Based on the foregoing, the demurrer to the first cause of action is SUSTAINED. 

 

Second Cause of Action – Violations of City Municipal Code

 

In the second cause of action, Petitioners allege “building permits for the Project were improperly ministerially approved without site plan review” pursuant to LAMC section 16.05.  (Pet. ¶ 127.) For the reasons discussed, Petitioners have not sufficiently alleged the LAMC required SPR. Accordingly, the demurrer to the second cause of action is SUSTAINED.

 

Leave to Amend

 

A demurrer may be sustained without leave to amend when there is no reasonable possibility that the defect can be cured by amendment. (Blank v. Kirwan, supra, 39 Cal.3d 311, 318.)  Courts generally allow at least one time to amend a complaint after sustaining a demurrer.  (McDonald v. Superior Court (1986) 180 Cal.App.3d 297, 303.) In assessing whether leave to amend should be granted, the burden is on the complainant to show a reasonable likelihood the petition can be amended to state a cause of action. (Goodman v.  Kennedy (1976) 18 Cal.3d 335, 348-349.) 

 

Given Petitioners’ argument concerning discretionary redevelopment plan project compliance review, the court is inclined to grant leave to amend. Any amendment may also address deficiencies with the issue of segmentation.

 

Petitioners shall address how they could amend to state a cause of action based on their claim related to SPR. From the court’s perspective and based on the court’s earlier discussion, the ability to amend to state a cause of action based on LAMC section 16.05 appears unlikely.

 

CONCLUSION 

 

City’s and Real Parties’ demurrers to the first and second causes of action are SUSTAINED WITH LEAVE TO AMEND.

 

 IT IS SO ORDERED. 

 

January 26, 2024                                                                                                                                                                                                                                                               ________________________________ 

Hon. Mitchell Beckloff  

Judge of the Superior Court 

 



[1] “Guidelines” refers to the regulations for the implementation of CEQA authorized by the Legislature (Pub. Resources Code, § 21083) and codified in title 14, section 15000 et seq. of the California Code of Regulations (14 Cal. Code Regs., § 15000 et seq.).

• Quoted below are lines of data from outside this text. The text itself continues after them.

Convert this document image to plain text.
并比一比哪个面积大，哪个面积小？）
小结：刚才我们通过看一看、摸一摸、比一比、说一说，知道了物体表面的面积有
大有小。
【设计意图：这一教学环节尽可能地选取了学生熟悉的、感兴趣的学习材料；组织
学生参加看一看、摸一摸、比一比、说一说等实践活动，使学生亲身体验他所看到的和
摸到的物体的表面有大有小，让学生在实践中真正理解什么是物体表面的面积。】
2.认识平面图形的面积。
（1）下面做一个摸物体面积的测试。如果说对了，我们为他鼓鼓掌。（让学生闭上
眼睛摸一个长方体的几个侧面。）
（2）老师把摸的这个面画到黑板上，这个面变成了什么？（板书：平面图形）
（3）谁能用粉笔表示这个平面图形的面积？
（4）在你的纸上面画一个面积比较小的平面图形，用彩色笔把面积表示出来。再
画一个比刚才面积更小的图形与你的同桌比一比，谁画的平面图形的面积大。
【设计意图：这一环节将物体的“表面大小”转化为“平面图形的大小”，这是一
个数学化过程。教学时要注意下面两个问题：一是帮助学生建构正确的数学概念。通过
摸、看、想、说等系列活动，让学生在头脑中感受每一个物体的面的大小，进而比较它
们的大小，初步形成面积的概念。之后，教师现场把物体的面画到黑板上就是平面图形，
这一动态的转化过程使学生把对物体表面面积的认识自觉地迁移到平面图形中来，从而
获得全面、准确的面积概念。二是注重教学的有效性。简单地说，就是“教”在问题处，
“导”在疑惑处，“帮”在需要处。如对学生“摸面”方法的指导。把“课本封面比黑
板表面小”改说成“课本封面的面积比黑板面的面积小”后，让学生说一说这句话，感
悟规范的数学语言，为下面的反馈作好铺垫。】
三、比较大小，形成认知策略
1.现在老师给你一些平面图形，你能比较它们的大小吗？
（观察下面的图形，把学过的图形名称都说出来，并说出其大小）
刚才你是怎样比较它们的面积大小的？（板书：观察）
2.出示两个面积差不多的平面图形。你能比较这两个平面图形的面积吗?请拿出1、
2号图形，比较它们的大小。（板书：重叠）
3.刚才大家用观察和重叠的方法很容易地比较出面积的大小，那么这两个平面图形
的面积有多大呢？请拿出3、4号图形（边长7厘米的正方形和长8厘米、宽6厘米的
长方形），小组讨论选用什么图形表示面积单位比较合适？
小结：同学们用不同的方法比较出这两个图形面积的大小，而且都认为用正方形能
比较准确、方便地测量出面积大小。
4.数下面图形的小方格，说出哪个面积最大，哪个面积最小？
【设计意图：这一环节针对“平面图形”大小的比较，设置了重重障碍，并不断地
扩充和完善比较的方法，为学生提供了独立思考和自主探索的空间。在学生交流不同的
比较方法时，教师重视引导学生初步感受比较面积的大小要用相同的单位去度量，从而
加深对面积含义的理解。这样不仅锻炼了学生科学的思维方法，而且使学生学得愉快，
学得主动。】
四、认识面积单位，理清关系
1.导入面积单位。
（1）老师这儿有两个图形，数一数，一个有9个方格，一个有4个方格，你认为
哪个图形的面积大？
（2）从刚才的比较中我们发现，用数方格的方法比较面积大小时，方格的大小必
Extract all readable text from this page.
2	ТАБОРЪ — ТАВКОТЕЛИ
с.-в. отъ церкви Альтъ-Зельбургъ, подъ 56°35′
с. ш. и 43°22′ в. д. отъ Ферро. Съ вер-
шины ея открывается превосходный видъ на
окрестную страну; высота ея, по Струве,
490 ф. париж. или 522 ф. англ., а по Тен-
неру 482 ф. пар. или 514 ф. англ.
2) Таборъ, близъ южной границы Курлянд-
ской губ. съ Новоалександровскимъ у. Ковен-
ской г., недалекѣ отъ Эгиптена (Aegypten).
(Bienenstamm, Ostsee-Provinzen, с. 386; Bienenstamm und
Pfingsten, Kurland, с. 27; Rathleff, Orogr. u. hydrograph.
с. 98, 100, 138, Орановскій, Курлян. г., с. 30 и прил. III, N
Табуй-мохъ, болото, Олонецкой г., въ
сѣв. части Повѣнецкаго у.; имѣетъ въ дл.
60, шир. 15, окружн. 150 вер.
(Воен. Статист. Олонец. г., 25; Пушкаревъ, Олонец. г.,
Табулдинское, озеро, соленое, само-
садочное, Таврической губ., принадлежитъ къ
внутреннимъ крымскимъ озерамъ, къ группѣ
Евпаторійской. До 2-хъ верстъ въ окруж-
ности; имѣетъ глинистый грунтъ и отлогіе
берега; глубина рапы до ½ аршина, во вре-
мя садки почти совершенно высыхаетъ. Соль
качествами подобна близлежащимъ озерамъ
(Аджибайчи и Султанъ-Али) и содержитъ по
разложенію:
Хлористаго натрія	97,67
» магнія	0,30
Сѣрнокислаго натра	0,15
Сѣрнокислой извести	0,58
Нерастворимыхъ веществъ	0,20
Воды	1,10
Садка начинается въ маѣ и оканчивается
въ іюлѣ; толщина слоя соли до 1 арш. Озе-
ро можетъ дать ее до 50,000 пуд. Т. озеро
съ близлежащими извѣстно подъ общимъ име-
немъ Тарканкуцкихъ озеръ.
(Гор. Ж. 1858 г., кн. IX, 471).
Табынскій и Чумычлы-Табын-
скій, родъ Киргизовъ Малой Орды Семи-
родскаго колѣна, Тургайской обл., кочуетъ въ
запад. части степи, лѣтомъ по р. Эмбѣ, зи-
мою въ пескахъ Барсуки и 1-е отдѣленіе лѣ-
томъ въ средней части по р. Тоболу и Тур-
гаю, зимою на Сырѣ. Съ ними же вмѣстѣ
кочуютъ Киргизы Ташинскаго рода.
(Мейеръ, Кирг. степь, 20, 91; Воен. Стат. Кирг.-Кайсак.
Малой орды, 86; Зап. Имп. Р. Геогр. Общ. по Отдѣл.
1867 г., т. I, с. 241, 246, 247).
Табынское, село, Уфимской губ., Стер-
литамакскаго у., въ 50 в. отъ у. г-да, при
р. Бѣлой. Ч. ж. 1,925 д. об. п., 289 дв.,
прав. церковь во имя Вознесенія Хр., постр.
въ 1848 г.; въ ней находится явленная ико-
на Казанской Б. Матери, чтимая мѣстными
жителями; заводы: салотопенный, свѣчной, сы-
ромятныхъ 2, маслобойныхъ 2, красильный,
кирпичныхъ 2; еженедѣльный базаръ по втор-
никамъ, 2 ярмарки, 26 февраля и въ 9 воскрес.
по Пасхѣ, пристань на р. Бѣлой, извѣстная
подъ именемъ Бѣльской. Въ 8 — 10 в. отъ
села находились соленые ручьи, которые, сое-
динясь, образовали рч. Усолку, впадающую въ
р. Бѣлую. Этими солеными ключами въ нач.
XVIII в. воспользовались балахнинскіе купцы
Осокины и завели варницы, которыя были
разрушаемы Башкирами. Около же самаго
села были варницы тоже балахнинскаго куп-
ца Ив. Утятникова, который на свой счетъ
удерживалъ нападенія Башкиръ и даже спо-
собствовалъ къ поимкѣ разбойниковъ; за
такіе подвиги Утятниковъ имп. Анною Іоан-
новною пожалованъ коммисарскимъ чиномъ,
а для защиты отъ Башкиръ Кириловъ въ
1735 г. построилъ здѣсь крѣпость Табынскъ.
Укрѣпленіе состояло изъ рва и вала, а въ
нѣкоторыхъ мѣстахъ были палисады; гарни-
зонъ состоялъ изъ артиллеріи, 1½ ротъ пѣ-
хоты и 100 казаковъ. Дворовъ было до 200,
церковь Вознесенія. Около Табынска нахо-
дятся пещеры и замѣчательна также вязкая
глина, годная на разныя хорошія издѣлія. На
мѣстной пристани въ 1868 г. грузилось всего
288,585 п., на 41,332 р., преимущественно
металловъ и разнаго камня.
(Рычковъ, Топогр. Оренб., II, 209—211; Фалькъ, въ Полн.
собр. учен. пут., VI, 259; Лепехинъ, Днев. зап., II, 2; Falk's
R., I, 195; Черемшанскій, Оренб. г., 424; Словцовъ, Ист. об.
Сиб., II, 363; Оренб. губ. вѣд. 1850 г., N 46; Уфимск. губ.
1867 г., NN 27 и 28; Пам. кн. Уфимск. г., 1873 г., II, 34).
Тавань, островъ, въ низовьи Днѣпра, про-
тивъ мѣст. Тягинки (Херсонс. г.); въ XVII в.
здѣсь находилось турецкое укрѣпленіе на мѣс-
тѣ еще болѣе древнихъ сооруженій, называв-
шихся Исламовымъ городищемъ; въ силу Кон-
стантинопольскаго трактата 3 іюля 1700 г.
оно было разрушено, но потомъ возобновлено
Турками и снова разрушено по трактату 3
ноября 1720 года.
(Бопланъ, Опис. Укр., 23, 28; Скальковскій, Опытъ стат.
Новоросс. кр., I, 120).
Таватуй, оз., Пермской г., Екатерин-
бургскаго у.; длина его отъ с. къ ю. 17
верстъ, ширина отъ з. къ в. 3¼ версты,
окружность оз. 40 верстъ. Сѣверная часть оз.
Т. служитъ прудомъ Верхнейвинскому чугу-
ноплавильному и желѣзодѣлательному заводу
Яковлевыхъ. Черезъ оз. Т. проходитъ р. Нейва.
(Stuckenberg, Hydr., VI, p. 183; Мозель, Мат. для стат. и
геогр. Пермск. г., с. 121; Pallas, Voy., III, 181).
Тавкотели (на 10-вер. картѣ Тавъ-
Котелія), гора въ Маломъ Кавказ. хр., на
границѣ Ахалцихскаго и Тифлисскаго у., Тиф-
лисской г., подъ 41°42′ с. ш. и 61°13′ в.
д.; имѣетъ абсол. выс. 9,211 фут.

[2] “Total units” or “total dwelling units,” for purposes the State Density Bonus Law, is defined to “exclude[] a unit added by a density bonus awarded pursuant to this section or any local law granting a greater density bonus.” (Gov. Code, § 65915, subd. (o)(8)(A)(i).) 

[3] Real Parties and the City did not rely upon or submit a copy of the City’s Density Bonus Ordinance with their moving papers. However, Petitioners submitted the Density Bonus Ordinance with their opposition and discussed its provisions at length. (See Opposition 10-11.) Also, language from the City’s Density Bonus Ordinance is similar to language in Government Code section 65915 and the City’s administrative guidance, discussed in the moving papers. (See RP RJN Exh. B, C.) Under these circumstances, the court exercises its discretion to consider the City’s reply arguments concerning the Density Bonus Ordinance. 

[4] Further, Petitioners’ restrictive interpretation of Government Code section 65915 seems contrary to the statute’s stated legislative purpose to promote the development of affordable housing.  (Friends of Lagoon Valley v. City of Vacaville (2007) 154 Cal.App.4th 807, 825. [“The entire aim of Section 65915 is to provide incentives to developers to construct housing for seniors and low income families.”])

[5] In reply, the City reports the “City’s Site Plan Review Ordinance was recently amended to make express provisions that the Bonus Density units are not to be counted in determining when Site Plan Review is required, . . . .” (City Reply 8:26-28.)

[6] Petitioner’s lawsuit challenging approval of the 102-unit development is now pending before the California Supreme Court pursuant to Real Parties’ petition for review. (RP RJN Exh. J.)